“It was a pleasure to burn” opens Ray Bradbury’s dystopian novel ‘Fahrenheit 451’ which, as any good English student can tell you, is the temperature at which books burn. Our pleasure at burning is reflected in our attraction to imagined places more fiery and hellish than our own. Dystopias have become almost more popular than realist fiction in recent years, especially among teenagers.

However, our fascination with imagined places is by no means a contemporary phenomenon. Christopher Marlowe’s pastoral poem ‘The Passionate Shephard to His Love’ describes a utopia where the speaker can exist with his lover in harmony. A hundred years’ later a similar desire for such a paradise emanates from the work of Andrew Marvell: “Had we but world enough and time, this coyness, lady, were no crime.” Whilst being a poem about trying to get into his lady-friend’s pants, it achieves something more – it imagines a place in which time was infinite so that there was no hurry to copulate. Marvell explains that in this infinite, imagined place they would “sit down, and think which way/To walk, and pass our long love’s day”.

This poem might objectively be quite funny to the contemporary reader but it also enhances our understanding of human desire for, and projection of, such imagined places. They provide a place of escape, whether worse or better than our realities. Imagined places exist in many forms, from the bizarre to the scarily similar. But those we return to are frequently the extremes, worlds heavenly or hellish.

Perhaps then we ought to question why it is that during the nineteenth and twentieth centuries we seemed to stop searching for utopias and instead resort to dystopias. With the rise of novels like ‘Brave New World’, 1984 and more recently ‘Cloud Atlas’, it is almost as if we need to make ourselves feel better about our current ‘reality’ by setting it against an imagined, though often gruesomely realistic, ‘living-hell.’

One of the most important facets of a ‘dystopia’ is its ‘otherness’ as exemplified by Andy Warhol in his auto-biography and self-acclaimed “philosophy”:

“I wake up and call B.
B is anybody who helps me kill time.
B is anybody and I’m nobody. B and I.
I need B because I can’t be alone. Except when I sleep. Then I can’t be with anybody.”

Warhol’s fear of ‘being alone,’ and by extension being ‘other,’ indicates the need for something physical (or at least made manifest imaginatively) in order to liberate oneself from solitude. He creates ‘B’ who becomes ‘the other’ – a displacement of the self and human anxieties onto an external being.

Ironically, Warhol also reduces himself to ‘A’, ‘A’ specimen, ‘an’ example. Conversely B is female (and by implication then not just ‘other’ but also ‘lesser’). Warhol’s ‘B’ functions like a dystopian novel: being worse so he looks better.

Perhaps our new obsession with dystopia as the most popular of imagined worlds can be related to our current age of pessimism.
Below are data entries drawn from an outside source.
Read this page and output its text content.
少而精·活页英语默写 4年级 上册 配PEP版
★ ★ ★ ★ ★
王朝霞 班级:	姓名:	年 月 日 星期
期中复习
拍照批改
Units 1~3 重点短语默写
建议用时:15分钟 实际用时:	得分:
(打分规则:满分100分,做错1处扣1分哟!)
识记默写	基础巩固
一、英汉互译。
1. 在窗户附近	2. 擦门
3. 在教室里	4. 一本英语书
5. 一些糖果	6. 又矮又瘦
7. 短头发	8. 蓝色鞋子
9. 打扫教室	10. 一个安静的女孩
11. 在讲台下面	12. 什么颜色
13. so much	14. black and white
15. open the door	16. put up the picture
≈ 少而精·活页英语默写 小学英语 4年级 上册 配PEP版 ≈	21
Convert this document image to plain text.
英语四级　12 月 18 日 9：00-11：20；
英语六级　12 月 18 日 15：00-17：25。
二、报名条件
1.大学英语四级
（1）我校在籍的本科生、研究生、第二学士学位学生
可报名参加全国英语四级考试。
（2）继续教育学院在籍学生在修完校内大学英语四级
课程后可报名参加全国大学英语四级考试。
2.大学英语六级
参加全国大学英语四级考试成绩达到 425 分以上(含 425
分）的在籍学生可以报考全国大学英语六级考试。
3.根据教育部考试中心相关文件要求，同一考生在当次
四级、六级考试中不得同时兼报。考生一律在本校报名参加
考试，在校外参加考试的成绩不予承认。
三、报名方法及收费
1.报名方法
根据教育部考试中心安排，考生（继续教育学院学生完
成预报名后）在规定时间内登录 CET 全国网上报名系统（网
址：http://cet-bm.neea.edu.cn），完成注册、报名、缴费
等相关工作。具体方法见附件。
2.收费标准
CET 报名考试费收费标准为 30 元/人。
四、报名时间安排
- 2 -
In an age of Donald Trump and Brexit, it might sometimes feel like we’re living in a dystopia – waiting for the right moment to pinch ourselves and wake up from the nightmare of it all.

Dante descends into Hell so that when he returns to Earth, it appears a paradise. To see what we have, we must lose it all – but just with words, just with a tricky game of language. We can bet everything upon a metaphor or imagined world only to vanquish it when it serves us no longer. We can do as Wendy in Peter Pan – we can “grow up”.